Sebuah Renungan Untuk Para Suami yang Malas

Fulan, bukan nama sebenarnya, merupakan seorang karyawan di perusahan percetakan di kawasan Yogyakarta. Gajinya jauh dari makna cukup kalau takarannya jumlah. Namun, beliau tidak mempunyai banyak pilihan untuk berpindah kerja, mengingat ijazah formalnya yang hanya setingkat sekolah menengah atas. Kebutuhannya semakin banyak dikala beliau tetapkan untuk menikah. Awal-awal pernikahan, keduanya cukup dengan jumlah penghasilan yang sedikit. Tapi kondisi benar-benar berbeda sesudah lahir anak pertama. Pengeluaran makin tidak sanggup terbendung hingga anak ketiganya lahir.



Beruntungnya, beliau mendapat pinjaman penuh dari istrinya. Seorang perempuan shalihah yang percaya penuh dengan kepemimpinan suaminya. Hingga dalam sebuah musyawarah penuh hangat nan romantis, keduanya setuju untuk membuka warung makan angkringan dengan tagline halalan thayyiban.

Sang istri mempersiapkan segalanya di siang hari sembari menunggu suaminya pulang bekerja. Setelah hingga rumah, sang suami segera mempersiapkan barang dagangan yang digelar tak jauh dari tempat tinggal mereka.

Didapatkan  dari sumber yang terpercaya, hasil berjualan ini di luar dugaan. Melimpah. Insya Yang Mahakuasa berkah. “Jumlahnya tiga kali lipat kalau dibanding honor di perusahaan tempat bekerja.”

Para suami hendaknya mengakibatkan cerita konkret ini sebagai rujukan.
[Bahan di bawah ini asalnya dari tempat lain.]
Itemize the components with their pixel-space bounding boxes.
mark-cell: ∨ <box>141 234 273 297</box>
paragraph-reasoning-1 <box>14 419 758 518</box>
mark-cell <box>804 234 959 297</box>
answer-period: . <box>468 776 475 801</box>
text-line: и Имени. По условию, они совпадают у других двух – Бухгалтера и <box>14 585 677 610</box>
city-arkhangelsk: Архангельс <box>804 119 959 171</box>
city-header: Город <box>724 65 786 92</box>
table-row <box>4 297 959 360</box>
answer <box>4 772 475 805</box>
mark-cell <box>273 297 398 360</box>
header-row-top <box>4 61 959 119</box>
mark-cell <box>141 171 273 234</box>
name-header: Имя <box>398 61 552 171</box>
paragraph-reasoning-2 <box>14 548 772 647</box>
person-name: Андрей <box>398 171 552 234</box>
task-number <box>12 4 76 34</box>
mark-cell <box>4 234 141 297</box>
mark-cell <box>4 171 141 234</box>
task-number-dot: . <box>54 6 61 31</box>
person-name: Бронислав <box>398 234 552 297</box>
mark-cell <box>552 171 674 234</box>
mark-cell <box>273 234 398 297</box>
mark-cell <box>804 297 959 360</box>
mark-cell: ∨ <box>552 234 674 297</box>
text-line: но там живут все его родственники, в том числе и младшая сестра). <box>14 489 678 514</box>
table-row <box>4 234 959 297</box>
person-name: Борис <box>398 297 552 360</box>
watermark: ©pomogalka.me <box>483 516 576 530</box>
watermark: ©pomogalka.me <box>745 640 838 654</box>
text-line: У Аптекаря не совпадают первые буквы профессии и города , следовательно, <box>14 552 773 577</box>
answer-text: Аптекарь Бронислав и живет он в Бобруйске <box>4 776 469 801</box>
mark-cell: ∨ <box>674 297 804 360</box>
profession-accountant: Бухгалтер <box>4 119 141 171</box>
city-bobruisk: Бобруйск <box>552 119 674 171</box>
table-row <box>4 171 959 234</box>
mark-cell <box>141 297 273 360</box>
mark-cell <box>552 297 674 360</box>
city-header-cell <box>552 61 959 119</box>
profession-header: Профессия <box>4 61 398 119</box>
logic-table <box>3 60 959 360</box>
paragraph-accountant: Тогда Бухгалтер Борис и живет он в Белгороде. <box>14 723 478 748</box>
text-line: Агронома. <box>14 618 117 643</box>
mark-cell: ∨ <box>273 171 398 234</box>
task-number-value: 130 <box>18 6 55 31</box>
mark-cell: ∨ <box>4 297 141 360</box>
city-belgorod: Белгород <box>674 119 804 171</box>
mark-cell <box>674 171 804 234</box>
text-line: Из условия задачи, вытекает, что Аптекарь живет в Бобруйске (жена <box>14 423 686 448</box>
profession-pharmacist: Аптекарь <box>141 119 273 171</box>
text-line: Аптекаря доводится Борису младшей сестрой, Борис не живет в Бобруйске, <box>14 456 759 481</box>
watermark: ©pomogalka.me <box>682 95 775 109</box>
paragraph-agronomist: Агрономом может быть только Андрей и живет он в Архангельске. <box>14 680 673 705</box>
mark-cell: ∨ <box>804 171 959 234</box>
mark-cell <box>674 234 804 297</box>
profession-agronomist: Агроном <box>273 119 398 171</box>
Mulailah dengan mengubah paradigma bahwa bekerja ialah salah satu ibadah. Hukumnya wajib untuk memenuhi nafkah bagi istri dan anak-anak. Di tahap ini, urusan seorang pria hanya berusaha sebagai wujud ibadah. Tak lebih dari itu.

Selanjutnya, tanamkan di dalam nurani, jangan hingga merasa memenuhi kebutuhan istri dan bawah umur atau memberi makan kepada mereka. Sebab hakikatnya, Yang Mahakuasa Ta’ala yang menjamin rezeki bagi seluruh hamba-Nya. Manusia hanya dijadikan mediator dan itu tidak harus dari orang terdekat.
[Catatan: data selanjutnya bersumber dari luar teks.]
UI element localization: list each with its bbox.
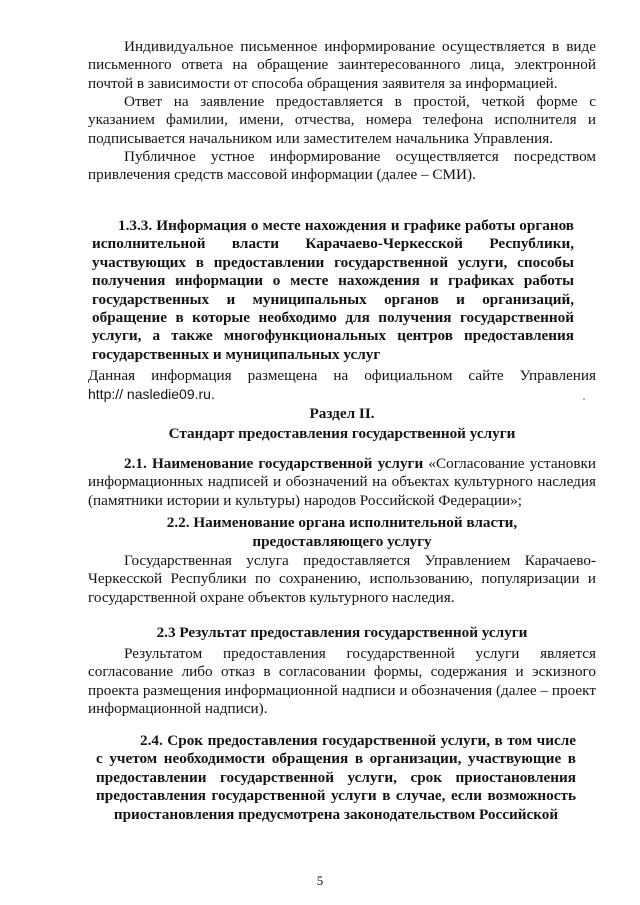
site-url: http:// naslediе09.ru. [88, 386, 215, 402]
paragraph-site-info: Данная информация размещена на официальном сайте Управления [88, 367, 596, 384]
scan-speck [583, 398, 585, 400]
heading-2-3: 2.3 Результат предоставления государственной услуги [156, 624, 528, 641]
heading-1-3-3: 1.3.3. Информация о месте нахождения и графике работы органов исполнительной власти Карачаево-Черкесской Республики, участвующих в предоставлении государственной услуги, способы получения информации о месте нахождения и графиках работы государственных и муниципальных органов и организаций, обращение в которые необходимо для получения государственной услуги, а также многофункциональных центров предоставления государственных и муниципальных услуг [92, 217, 574, 363]
heading-2-2-line2: предоставляющего услугу [252, 533, 432, 550]
service-name-text: «Согласование установки информационных надписей и обозначений на объектах культурного наследия (памятники истории и культуры) народов Российской Федерации»; [88, 455, 597, 509]
paragraph-2-3: Результатом предоставления государственной услуги является согласование либо отказ в согласовании формы, содержания и эскизного проекта размещения информационной надписи и обозначения (далее – проект информационной надписи). [88, 645, 596, 718]
paragraph-2-2: Государственная услуга предоставляется Управлением Карачаево-Черкесской Республики по сохранению, использованию, популяризации и государственной охране объектов культурного наследия. [88, 552, 596, 606]
page-number: 5 [316, 873, 324, 888]
paragraph-individual-info: Индивидуальное письменное информирование осуществляется в виде письменного ответа на обращение заинтересованного лица, электронной почтой в зависимости от способа обращения заявителя за информацией. [88, 38, 596, 92]
paragraph-2-1 [88, 455, 596, 510]
section-2-title: Раздел II. [309, 405, 375, 422]
heading-2-4: 2.4. Срок предоставления государственной услуги, в том числе с учетом необходимости обращения в организации, участвующие в предоставлении государственной услуги, срок приостановления предоставления государственной услуги в случае, если возможность приостановления предусмотрена законодательством Российской [96, 732, 576, 823]
paragraph-public-info: Публичное устное информирование осуществляется посредством привлечения средств массовой информации (далее – СМИ). [88, 148, 596, 184]
heading-2-1: 2.1. Наименование государственной услуги [124, 455, 424, 472]
heading-2-2-line1: 2.2. Наименование органа исполнительной власти, [166, 514, 518, 531]
paragraph-response-form: Ответ на заявление предоставляется в простой, четкой форме с указанием фамилии, имени, отчества, номера телефона исполнителя и подписывается начальником или заместителем начальника Управления. [88, 93, 596, 147]
section-2-subtitle: Стандарт предоставления государственной услуги [168, 425, 516, 442]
Setelah bekerja, kewajiban telah ditunaikan. Barulah berpikir wacana kualitas ibadah yang seharusnya, semoga ibadah kita diterima dan mempunyai imbas dalam kehidupan sehari-hari.
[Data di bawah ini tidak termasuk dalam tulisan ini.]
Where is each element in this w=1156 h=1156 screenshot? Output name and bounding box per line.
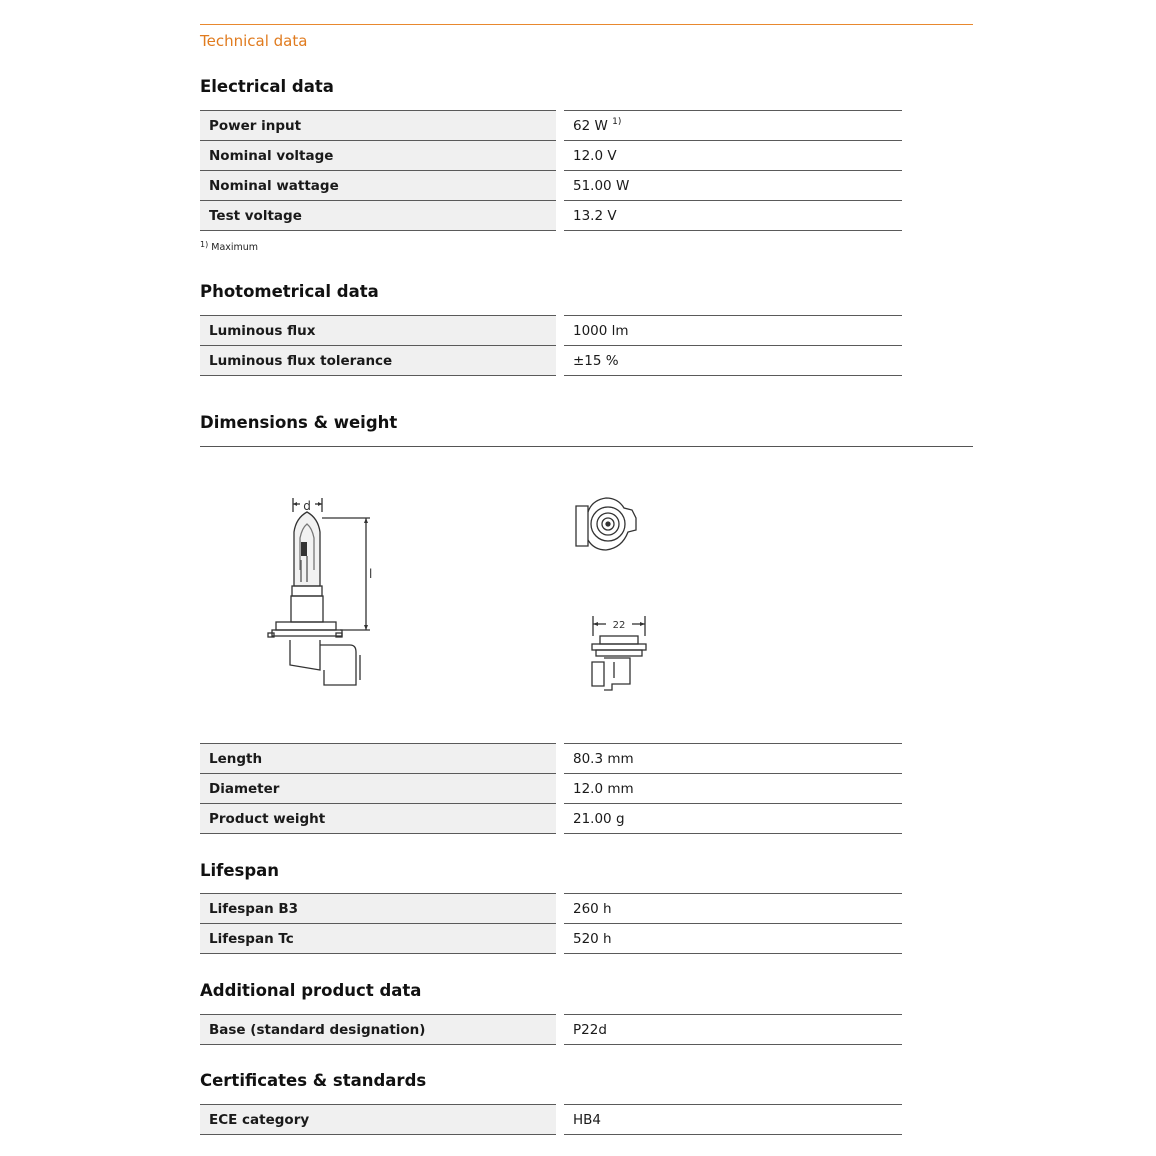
additional-section-title: Additional product data — [200, 981, 422, 1000]
row-value: ±15 % — [560, 346, 902, 376]
row-value: HB4 — [560, 1105, 902, 1135]
row-value — [560, 111, 902, 141]
electrical-section-title: Electrical data — [200, 77, 334, 96]
row-label: ECE category — [200, 1105, 560, 1135]
lifespan-table — [200, 893, 902, 954]
table-row — [200, 804, 902, 834]
row-label: Nominal voltage — [200, 141, 560, 171]
table-row — [200, 141, 902, 171]
row-value: 12.0 V — [560, 141, 902, 171]
row-value: 21.00 g — [560, 804, 902, 834]
table-row — [200, 1015, 902, 1045]
row-label: Nominal wattage — [200, 171, 560, 201]
base-width-label: 22 — [612, 620, 626, 631]
footnote-text: Maximum — [211, 242, 259, 253]
row-label: Lifespan B3 — [200, 894, 560, 924]
top-divider — [200, 24, 973, 25]
bulb-top-drawing-icon — [570, 492, 650, 562]
row-value: P22d — [560, 1015, 902, 1045]
table-row — [200, 924, 902, 954]
table-row — [200, 111, 902, 141]
table-row — [200, 1105, 902, 1135]
certificates-section-title: Certificates & standards — [200, 1071, 427, 1090]
row-label: Test voltage — [200, 201, 560, 231]
row-label: Luminous flux tolerance — [200, 346, 560, 376]
table-row — [200, 346, 902, 376]
row-value: 260 h — [560, 894, 902, 924]
row-label: Diameter — [200, 774, 560, 804]
row-value: 51.00 W — [560, 171, 902, 201]
power-input-value: 62 W — [573, 118, 608, 134]
footnote-mark: 1) — [200, 240, 209, 249]
row-value: 520 h — [560, 924, 902, 954]
lifespan-section-title: Lifespan — [200, 861, 280, 880]
table-row — [200, 171, 902, 201]
dimensions-section-title: Dimensions & weight — [200, 413, 398, 432]
row-value: 13.2 V — [560, 201, 902, 231]
additional-table — [200, 1014, 902, 1045]
table-row — [200, 316, 902, 346]
table-row — [200, 744, 902, 774]
diameter-label: d — [303, 499, 311, 513]
photometrical-section-title: Photometrical data — [200, 282, 379, 301]
footnote — [200, 240, 258, 253]
certificates-table — [200, 1104, 902, 1135]
row-value: 1000 lm — [560, 316, 902, 346]
row-label: Product weight — [200, 804, 560, 834]
table-row — [200, 894, 902, 924]
dimensions-divider — [200, 446, 973, 447]
row-value: 80.3 mm — [560, 744, 902, 774]
row-value: 12.0 mm — [560, 774, 902, 804]
bulb-base-drawing-icon — [570, 612, 660, 702]
dimensions-table — [200, 743, 902, 834]
row-label: Base (standard designation) — [200, 1015, 560, 1045]
page-kicker: Technical data — [200, 32, 308, 50]
footnote-ref: 1) — [612, 117, 622, 127]
table-row — [200, 201, 902, 231]
row-label: Lifespan Tc — [200, 924, 560, 954]
row-label: Length — [200, 744, 560, 774]
row-label: Luminous flux — [200, 316, 560, 346]
row-label: Power input — [200, 111, 560, 141]
electrical-table — [200, 110, 902, 231]
photometrical-table — [200, 315, 902, 376]
length-label: l — [369, 567, 373, 581]
bulb-side-drawing-icon — [260, 490, 390, 700]
table-row — [200, 774, 902, 804]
Jika pemahaman tauhid menyerupai ini sudah terbentuk, hasil tak pernah menjadi permasalahan. Sebab insan tidak punya wilayah dalam memilih hasil. Hasil ialah kekuasaan Yang Mahakuasa Ta’ala. Dia berkehendak untuk menunjukkan kepada siapa yang dikehendaki dan Berkehendak pula untuk menahan dari siapa yang dikehendaki.

Maka kepada siapa pun yang merasa laki-laki, apalagi telah mengambil amanah sebagai suami, jangan bermalas diri. Bergegaslah menyambut karunia Yang Mahakuasa Ta’ala yang lebih luas dari langit bumi dan apa yang ada di antara keduanya.